Die soziale Aktivität von R. begann sich allmählich zu erholen, wenn auch mit einigen Schwierigkeiten, da es für sie "schwierig und fast unerträglich war, in Gesellschaft von Menschen zu sein, die das Leben genießen können". Erleichterung kam, als R. In der Kommunikation mit anderen Menschen hörte sie auf, ein künstliches Leben vorzutäuschen und zu versuchen, um sich um jeden Preis an die Umwelt anzupassen, und begann, ihr eigenes Leben zu erleben, egal wie schwierig es in dieser Phase war. In diesem Stadium der Therapie (etwa sechs Monate nach Beginn) waren die Suizidalitäten nicht mehr so akut und konstant wie zu Beginn.

Darüber hinaus trat im Verlauf der von uns in der Therapie unterstützten Erfahrung Traurigkeit im Zusammenhang mit dem Verlust eines geliebten Menschen und Dankbarkeit für die Tatsache auf, dass er in R.s Leben war R. wurde von ihr nicht mehr als unerträglich empfunden, es gibt auch Erfahrungsphänomene, die nicht mit dem eingetretenen tragischen Ereignis, sondern mit der tatsächlichen Zeit von R. Selbstmordgedanken störten R. nicht mehr, obwohl sie immer noch ein wenig verwirrt, zerbrechlich und verletzlich aussah. Ein Jahr nach der Tragödie lebte natürlich noch immer der nagende Schmerz in Rs verletztem Herzen, doch die Verzweiflung, die die „Hölle des Daseins“bildete, verschwand und erinnerte nicht mehr an sich selbst.

Zum ersten Mal seit dem Verlust eines geliebten Menschen kehrten nach und nach Freude und Freude in R.s Leben zurück. Auch das lange blockierte Leben von R. kehrte zu ihren Vorstellungen von ihrer weiblichen Attraktivität zurück, und sie entwickelte Sympathie für einige der Männer um sie herum.

Dies war ein bedeutender Fortschritt in der Therapie von R., da bis zu diesem Zeitpunkt alle sexuellen Bilder und Fantasien bei ihr Ekel und fast eine Phobie verursachten. In dieser Phase der Therapie (ca. 1,5 Jahre nach Beginn) war die im ersten Moment auftretende sexuelle Erregung auch von einer gewissen ausgeprägten Mischung aus Angst und Scham begleitet, da sie sie als Verrat an der vorherige, immer noch wertvollste Beziehung in ihrem Leben. Der lebenswichtige Kampf zwischen Angst und Scham einerseits und Lust und Erregung andererseits dauerte noch einige Zeit an.

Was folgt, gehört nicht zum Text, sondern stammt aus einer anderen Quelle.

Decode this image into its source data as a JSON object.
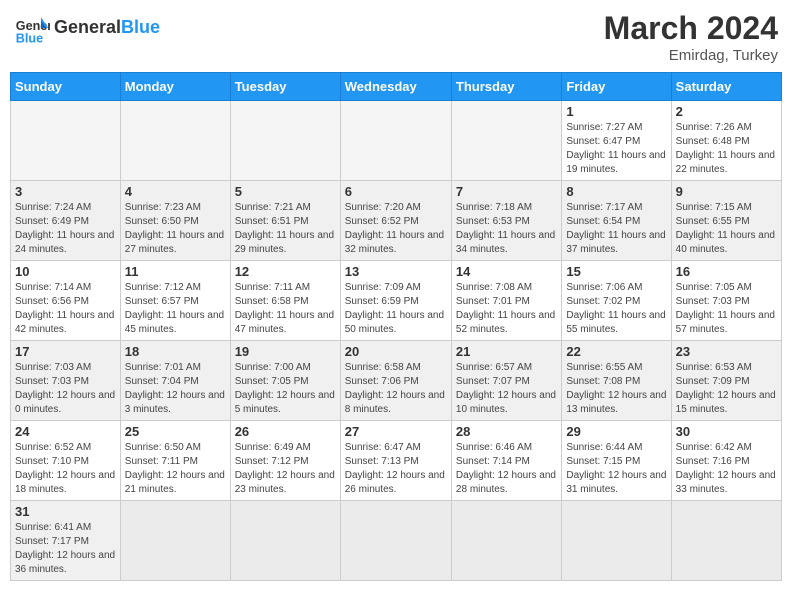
{
  "header": {
    "logo_general": "General",
    "logo_blue": "Blue",
    "month_year": "March 2024",
    "location": "Emirdag, Turkey"
  },
  "days_of_week": [
    "Sunday",
    "Monday",
    "Tuesday",
    "Wednesday",
    "Thursday",
    "Friday",
    "Saturday"
  ],
  "weeks": [
    [
      {
        "day": "",
        "info": ""
      },
      {
        "day": "",
        "info": ""
      },
      {
        "day": "",
        "info": ""
      },
      {
        "day": "",
        "info": ""
      },
      {
        "day": "",
        "info": ""
      },
      {
        "day": "1",
        "info": "Sunrise: 7:27 AM\nSunset: 6:47 PM\nDaylight: 11 hours and 19 minutes."
      },
      {
        "day": "2",
        "info": "Sunrise: 7:26 AM\nSunset: 6:48 PM\nDaylight: 11 hours and 22 minutes."
      }
    ],
    [
      {
        "day": "3",
        "info": "Sunrise: 7:24 AM\nSunset: 6:49 PM\nDaylight: 11 hours and 24 minutes."
      },
      {
        "day": "4",
        "info": "Sunrise: 7:23 AM\nSunset: 6:50 PM\nDaylight: 11 hours and 27 minutes."
      },
      {
        "day": "5",
        "info": "Sunrise: 7:21 AM\nSunset: 6:51 PM\nDaylight: 11 hours and 29 minutes."
      },
      {
        "day": "6",
        "info": "Sunrise: 7:20 AM\nSunset: 6:52 PM\nDaylight: 11 hours and 32 minutes."
      },
      {
        "day": "7",
        "info": "Sunrise: 7:18 AM\nSunset: 6:53 PM\nDaylight: 11 hours and 34 minutes."
      },
      {
        "day": "8",
        "info": "Sunrise: 7:17 AM\nSunset: 6:54 PM\nDaylight: 11 hours and 37 minutes."
      },
      {
        "day": "9",
        "info": "Sunrise: 7:15 AM\nSunset: 6:55 PM\nDaylight: 11 hours and 40 minutes."
      }
    ],
    [
      {
        "day": "10",
        "info": "Sunrise: 7:14 AM\nSunset: 6:56 PM\nDaylight: 11 hours and 42 minutes."
      },
      {
        "day": "11",
        "info": "Sunrise: 7:12 AM\nSunset: 6:57 PM\nDaylight: 11 hours and 45 minutes."
      },
      {
        "day": "12",
        "info": "Sunrise: 7:11 AM\nSunset: 6:58 PM\nDaylight: 11 hours and 47 minutes."
      },
      {
        "day": "13",
        "info": "Sunrise: 7:09 AM\nSunset: 6:59 PM\nDaylight: 11 hours and 50 minutes."
      },
      {
        "day": "14",
        "info": "Sunrise: 7:08 AM\nSunset: 7:01 PM\nDaylight: 11 hours and 52 minutes."
      },
      {
        "day": "15",
        "info": "Sunrise: 7:06 AM\nSunset: 7:02 PM\nDaylight: 11 hours and 55 minutes."
      },
      {
        "day": "16",
        "info": "Sunrise: 7:05 AM\nSunset: 7:03 PM\nDaylight: 11 hours and 57 minutes."
      }
    ],
    [
      {
        "day": "17",
        "info": "Sunrise: 7:03 AM\nSunset: 7:03 PM\nDaylight: 12 hours and 0 minutes."
      },
      {
        "day": "18",
        "info": "Sunrise: 7:01 AM\nSunset: 7:04 PM\nDaylight: 12 hours and 3 minutes."
      },
      {
        "day": "19",
        "info": "Sunrise: 7:00 AM\nSunset: 7:05 PM\nDaylight: 12 hours and 5 minutes."
      },
      {
        "day": "20",
        "info": "Sunrise: 6:58 AM\nSunset: 7:06 PM\nDaylight: 12 hours and 8 minutes."
      },
      {
        "day": "21",
        "info": "Sunrise: 6:57 AM\nSunset: 7:07 PM\nDaylight: 12 hours and 10 minutes."
      },
      {
        "day": "22",
        "info": "Sunrise: 6:55 AM\nSunset: 7:08 PM\nDaylight: 12 hours and 13 minutes."
      },
      {
        "day": "23",
        "info": "Sunrise: 6:53 AM\nSunset: 7:09 PM\nDaylight: 12 hours and 15 minutes."
      }
    ],
    [
      {
        "day": "24",
        "info": "Sunrise: 6:52 AM\nSunset: 7:10 PM\nDaylight: 12 hours and 18 minutes."
      },
      {
        "day": "25",
        "info": "Sunrise: 6:50 AM\nSunset: 7:11 PM\nDaylight: 12 hours and 21 minutes."
      },
      {
        "day": "26",
        "info": "Sunrise: 6:49 AM\nSunset: 7:12 PM\nDaylight: 12 hours and 23 minutes."
      },
      {
        "day": "27",
        "info": "Sunrise: 6:47 AM\nSunset: 7:13 PM\nDaylight: 12 hours and 26 minutes."
      },
      {
        "day": "28",
        "info": "Sunrise: 6:46 AM\nSunset: 7:14 PM\nDaylight: 12 hours and 28 minutes."
      },
      {
        "day": "29",
        "info": "Sunrise: 6:44 AM\nSunset: 7:15 PM\nDaylight: 12 hours and 31 minutes."
      },
      {
        "day": "30",
        "info": "Sunrise: 6:42 AM\nSunset: 7:16 PM\nDaylight: 12 hours and 33 minutes."
      }
    ],
    [
      {
        "day": "31",
        "info": "Sunrise: 6:41 AM\nSunset: 7:17 PM\nDaylight: 12 hours and 36 minutes."
      },
      {
        "day": "",
        "info": ""
      },
      {
        "day": "",
        "info": ""
      },
      {
        "day": "",
        "info": ""
      },
      {
        "day": "",
        "info": ""
      },
      {
        "day": "",
        "info": ""
      },
      {
        "day": "",
        "info": ""
      }
    ]
  ]
}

Wir hatten es nicht eilig, diesen Konflikt zu lösen, indem wir irgendeine „Wahrheit“förderten.

Die verfrühte Lösung des Konflikts vor der Bildung einer Sackgasse würde sich meiner Meinung nach als weiteres narzisstisches (im Sinne des Verratens des natürlichen Erlebens) Projekts des Traumatisierten entpuppen, das unweigerlich eine „ traumatischer Rollback“in Form der Unmöglichkeit der Assimilation des in der Therapie gebildeten Erlebens und der Chronizität der „besiegten Selbsttendenzen“(sei es Lust oder im Gegenteil Scham) in eine unbewusste psychische Opposition.

Doch schon bald im Therapieverlauf gelang es R., die für diese Wahl relevante quälende Sackgassensituation zu überstehen und das Selbstbild einer „hingebungsvollen und liebevollen Frau“und die daraus resultierenden sexuellen Erfahrungen zu integrieren entstand in ihr. Aus der "Asche des brennenden Schmerzes der Tragödie" wurde eine Frau mit "Anspruch auf Liebe" geboren. Derzeit ist R. mit einem jungen Mann zusammen, den sie mag, und sie werden heiraten. Wir haben ungefähr 2 Jahre gebraucht, um diesen schwierigen Weg von der "Faszination" für den Todesatem einer fast obsessiven Natur bis zur Wiederherstellung der Lebenskraft zu gehen.

Die vorgestellte therapeutische Vignette illustriert den Behandlungsprozess eines Klienten mit akuten und deutlich ausgeprägten gefährlichen Suizidneigungen, dessen innerer Inhalt der in seinem Verlauf blockierte Prozess der akuten Trauer war.

Dennoch erweist sich das im Artikel vorgeschlagene Modell der psychologischen Unterstützung von Menschen in einer suizidalen Krise auch in anderen Fällen mit einem anderen phänomenologischen Bild als wirksam.